Das Elend der Flüchtlinge soll uns zwingen, dem Ruf Selenskijs nach "Waffen, Waffen, Waffen" in noch größerem Maße nachzukommen, um den "Aggressor" zu vertreiben und gleich ganz unschädlich zu machen. Letzteres ist der Zweck dieser immensen Aufrüstungsbemühungen, bloße Flüchtlingshilfe ist es nicht.

Die aktuelle Flüchtlingspolitik ist also "Teil deutscher Kriegspolitik". Sie ist Teil des Krieges gegen den alten Feind Sowjetunion, der seine Wirtschaft als gescheitert angesehen hatte, und des neuen Feindes Russland, der trotz seiner Übernahme marktwirtschaftlichen Wirtschaftens, sich die Feinschaft des Westens zugezogen hat.

Denn aufgrund seiner Atomwaffen meint er, auch Ansprüche an seine unmittelbaren Nachbarn und in der Weltpolitik (Syrien, Mali, etc.) zu haben. Das dulden die früher als Weltpolizist gescholtenen USA nicht. Daher der lange geplante Krieg des Westens gegen seinen Todfeind.

Wie wirkt sich die neue Flüchtlingspolitik auf die Flüchtenden aus?

Freerk Huisken: Deutschland und die Anrainerstaaten der Ukraine haben tatsächlich alle Regeln und gesetzlichen Vorschriften, mit denen sie den sonstigen Flüchtlingen in abweisender Absicht begegnen (Schikanen, Arbeitsverbot, Residenzpflicht, Drittstaatenregelung...), außer Kraft gesetzt. Jetzt gilt der Pass des ukrainischen Flüchtlings praktisch als "Touristenvisum."

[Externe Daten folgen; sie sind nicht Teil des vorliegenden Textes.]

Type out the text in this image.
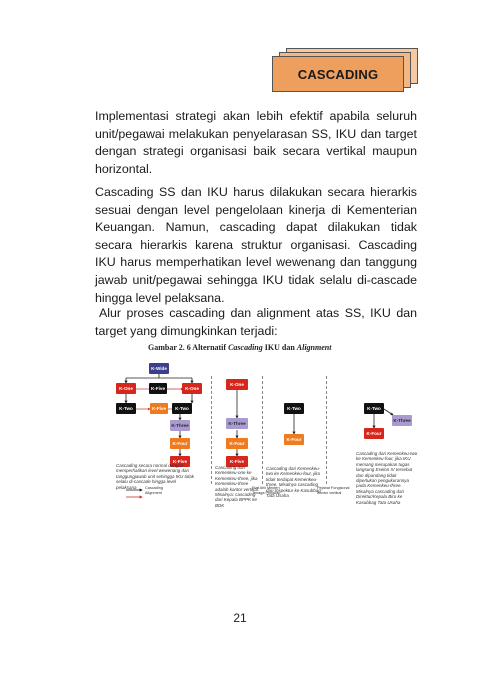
CASCADING

Implementasi strategi akan lebih efektif apabila seluruh unit/pegawai melakukan penyelarasan SS, IKU dan target dengan strategi organisasi baik secara vertikal maupun horizontal.

Cascading SS dan IKU harus dilakukan secara hierarkis sesuai dengan level pengelolaan kinerja di Kementerian Keuangan. Namun, cascading dapat dilakukan tidak secara hierarkis karena struktur organisasi. Cascading IKU harus memperhatikan level wewenang dan tanggung jawab unit/pegawai sehingga IKU tidak selalu di-cascade hingga level pelaksana.

Alur proses cascading dan alignment atas SS, IKU dan target yang dimungkinkan terjadi:

Gambar 2. 6 Alternatif Cascading IKU dan Alignment
K-Wide
K-One	K-Five	K-One
K-Two	K-Five	K-Two
K-Three
K-Four
K-Five
K-One
K-Three
K-Four
K-Five
K-Two
K-Four
K-Two
K-Three
K-Four
Cascading secara normal dengan memperhatikan level wewenang dan tanggungjawab unit sehingga IKU tidak selalu di-cascade hingga level pelaksana
Cascading dari Kemenkeu-one ke Kemenkeu-three, jika Kemenkeu-three adalah kantor vertikal. Misalnya: cascading dari Kepala BPPK ke BDK
Cascading dari Kemenkeu-two ke Kemenkeu-four, jika tidak terdapat Kemenkeu-three. Misalnya cascading dari Inspektur ke Kasubbag Tata Usaha
Cascading dari Kemenkeu-two ke Kemenkeu-four, jika IKU memang merupakan tugas langsung Eselon IV tersebut dan dipandang tidak diperlukan pengukurannya pada Kemenkeu-three. Misalnya cascading dari Direktur/Kepala Biro ke Kasubbag Tata Usaha
Cascading
Alignment
Staf Ahli Menteri
Tenaga Pengkaji
Pejabat Fungsional
Kantor vertikal
21
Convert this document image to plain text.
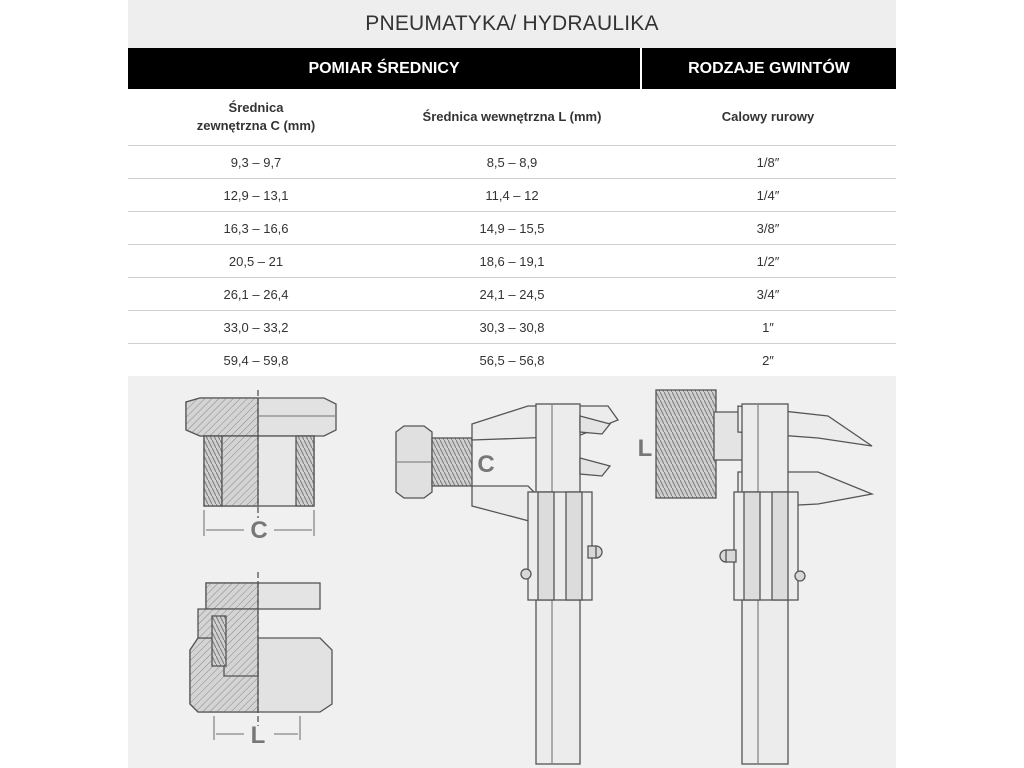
PNEUMATYKA/ HYDRAULIKA
POMIAR ŚREDNICY	RODZAJE GWINTÓW
Średnica
zewnętrzna C (mm)	Średnica wewnętrzna L (mm)	Calowy rurowy
9,3 – 9,7	8,5 – 8,9	1/8″
12,9 – 13,1	11,4 – 12	1/4″
16,3 – 16,6	14,9 – 15,5	3/8″
20,5 – 21	18,6 – 19,1	1/2″
26,1 – 26,4	24,1 – 24,5	3/4″
33,0 – 33,2	30,3 – 30,8	1″
59,4 – 59,8	56,5 – 56,8	2″
C
L
C
L
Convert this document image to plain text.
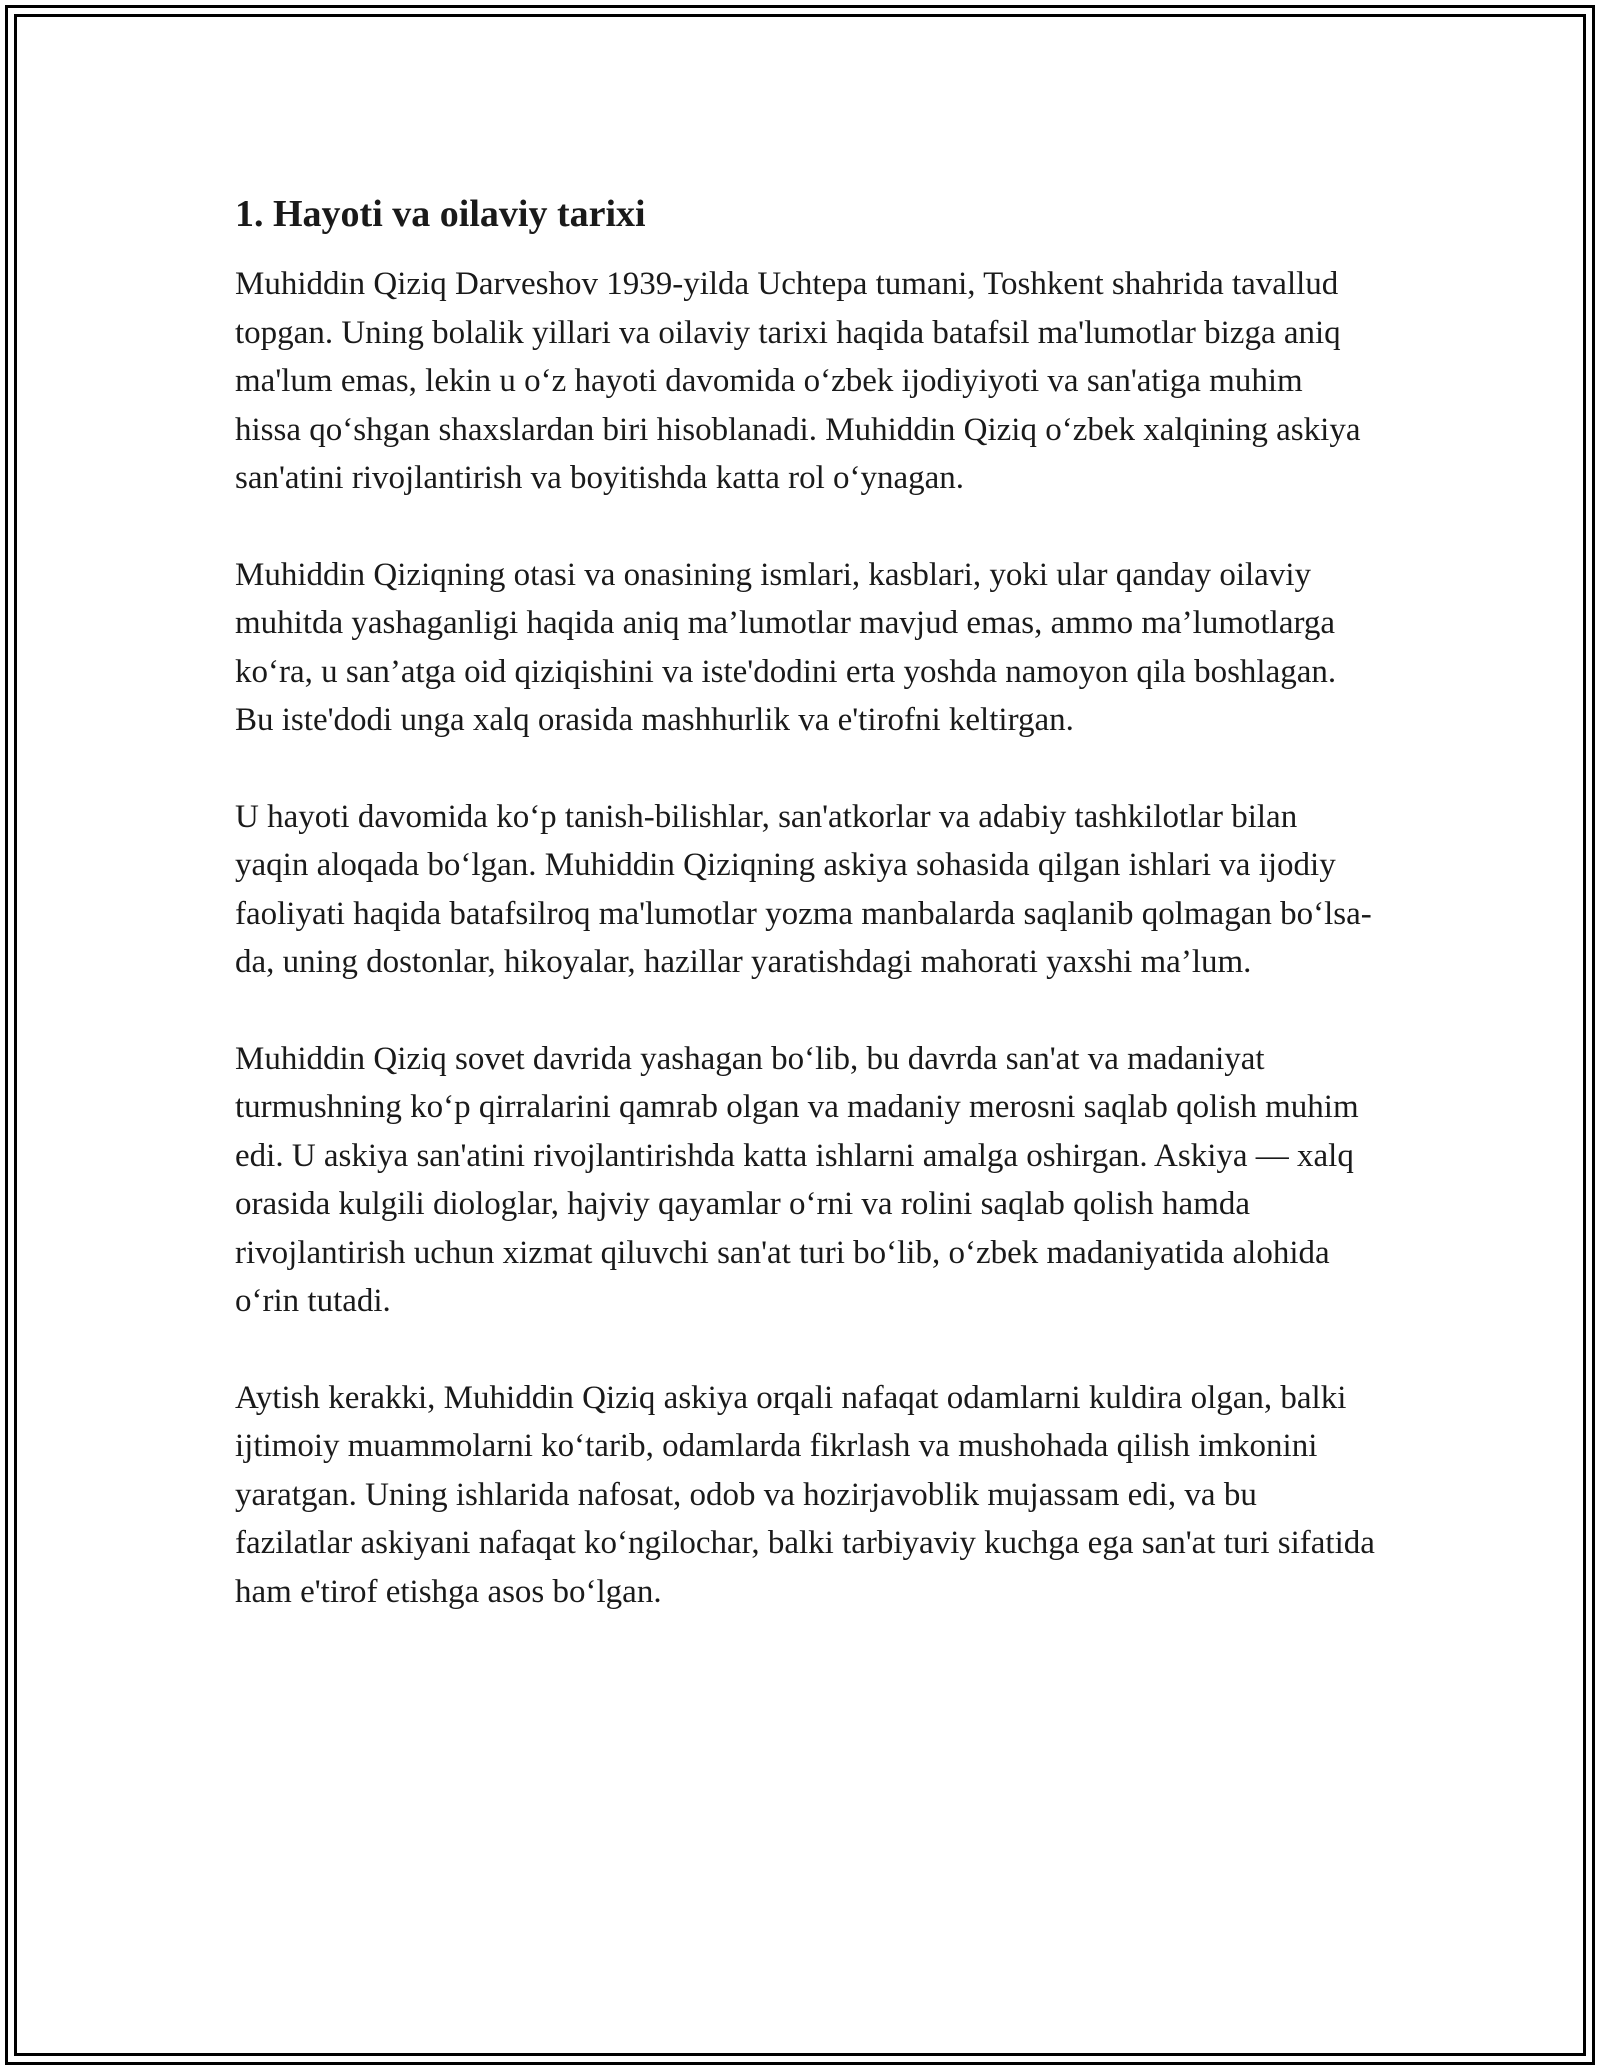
1. Hayoti va oilaviy tarixi

Muhiddin Qiziq Darveshov 1939-yilda Uchtepa tumani, Toshkent shahrida tavallud topgan. Uning bolalik yillari va oilaviy tarixi haqida batafsil ma'lumotlar bizga aniq ma'lum emas, lekin u o‘z hayoti davomida o‘zbek ijodiyiyoti va san'atiga muhim hissa qo‘shgan shaxslardan biri hisoblanadi. Muhiddin Qiziq o‘zbek xalqining askiya san'atini rivojlantirish va boyitishda katta rol o‘ynagan.

Muhiddin Qiziqning otasi va onasining ismlari, kasblari, yoki ular qanday oilaviy muhitda yashaganligi haqida aniq ma’lumotlar mavjud emas, ammo ma’lumotlarga ko‘ra, u san’atga oid qiziqishini va iste'dodini erta yoshda namoyon qila boshlagan. Bu iste'dodi unga xalq orasida mashhurlik va e'tirofni keltirgan.

U hayoti davomida ko‘p tanish-bilishlar, san'atkorlar va adabiy tashkilotlar bilan yaqin aloqada bo‘lgan. Muhiddin Qiziqning askiya sohasida qilgan ishlari va ijodiy faoliyati haqida batafsilroq ma'lumotlar yozma manbalarda saqlanib qolmagan bo‘lsa-da, uning dostonlar, hikoyalar, hazillar yaratishdagi mahorati yaxshi ma’lum.

Muhiddin Qiziq sovet davrida yashagan bo‘lib, bu davrda san'at va madaniyat turmushning ko‘p qirralarini qamrab olgan va madaniy merosni saqlab qolish muhim edi. U askiya san'atini rivojlantirishda katta ishlarni amalga oshirgan. Askiya — xalq orasida kulgili diologlar, hajviy qayamlar o‘rni va rolini saqlab qolish hamda rivojlantirish uchun xizmat qiluvchi san'at turi bo‘lib, o‘zbek madaniyatida alohida o‘rin tutadi.

Aytish kerakki, Muhiddin Qiziq askiya orqali nafaqat odamlarni kuldira olgan, balki ijtimoiy muammolarni ko‘tarib, odamlarda fikrlash va mushohada qilish imkonini yaratgan. Uning ishlarida nafosat, odob va hozirjavoblik mujassam edi, va bu fazilatlar askiyani nafaqat ko‘ngilochar, balki tarbiyaviy kuchga ega san'at turi sifatida ham e'tirof etishga asos bo‘lgan.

Die "Massenrichtlinie", die man geschaffen hatte, um die Flüchtenden aus Jugoslawien abzuwehren, und die nie zur Anwendung kam, wird jetzt für die Ukrainer aktiviert. Manch einer sieht durch diese Flüchtlingspolitik den Frieden im Land gefährdet... Bedenkenträgern fällt dabei gar nicht auf, dass die politische Führung in Deutschland hier Ernst macht, dass sie Krieg führt, zwar noch nicht mit "boots on the ground", sondern nur "from behind", dass es also mit dem "Frieden" auch schnell vorbei sein kann. Das ist keine Spekulation, sondern ein Schluss aus dem Kriegszweck.

Schulkinder: die ukrainische Identität nicht beschädigen!

Noch eine Anmerkung zum Umgang der hilfsbereiten deutschen Nation mit den Flüchtlingen, die hierzulande ankommen oder verwahrt werden. Die ukrainische Generalkonsulin in Hamburg, Frau Tübinka, hat die deutschen Kultusminister aufgefordert, dass die geflohenen Kinder aus der Ukraine nicht in "Integrationsklassen" mit Flüchtlingen aus Syrien etc. beschult werden sollen. Denn das würde die "ukrainische Identität untergraben".

Passend dazu abschließend noch eine Meldung aus der Süddeutschen Zeitung vom 27. März: In Bayern sollen Flüchtlinge ihre Unterkünfte verlassen und "Platz machen" für Ukrainer. Es handelt sich dabei um Flüchtlinge aus Afrika oder Nahost, die einer Arbeit nachgehen und schon mehrere Jahre in dem Ort leben, deren Kinder gerade eingeschult worden sind, die Arzttermine in ihrer Umgebung haben etc.

Auch in Berlin, NRW, und sonst wo gibt es ähnliche Vorhaben, den jetzt bevorrechtigten Ukrainern Hilfe zukommen zu lassen. Helfer und Hilfsorganisationen protestieren (Informationen dazu regelmäßig beim Migazin, es gibt Vorwürfe der Diskriminierung, Klagen über fehlende Mittel. Die Vierte Gewalt steht natürlich treu zu ihrem Sorgeobjekt, der Staatsgewalt. "Rassismus möchte man den Behörden … nicht unterstellen", versichert die SZ-Autorin, obwohl sie gerade das Gegenteil, die Tendenz zur Ungleichbehandlung, konstatiert.

Flüchtlingsrassismus, nämlich die Sortierung in Wertvolle und Minderwertige, zu entdecken, die Widersprüche, die sich im humanitären Standpunkt der Hilfe offenbaren, beim Namen zu nennen, Zweifel in die Güte der eigenen Nation zu säen, geschweige denn auf den Tatbestand hinzuweisen, dass "Flüchtlingspolitik als Kriegsbeteiligung" stattfindet, wäre das Letzte, was einem deutschen Journalisten in den Sinn kommt.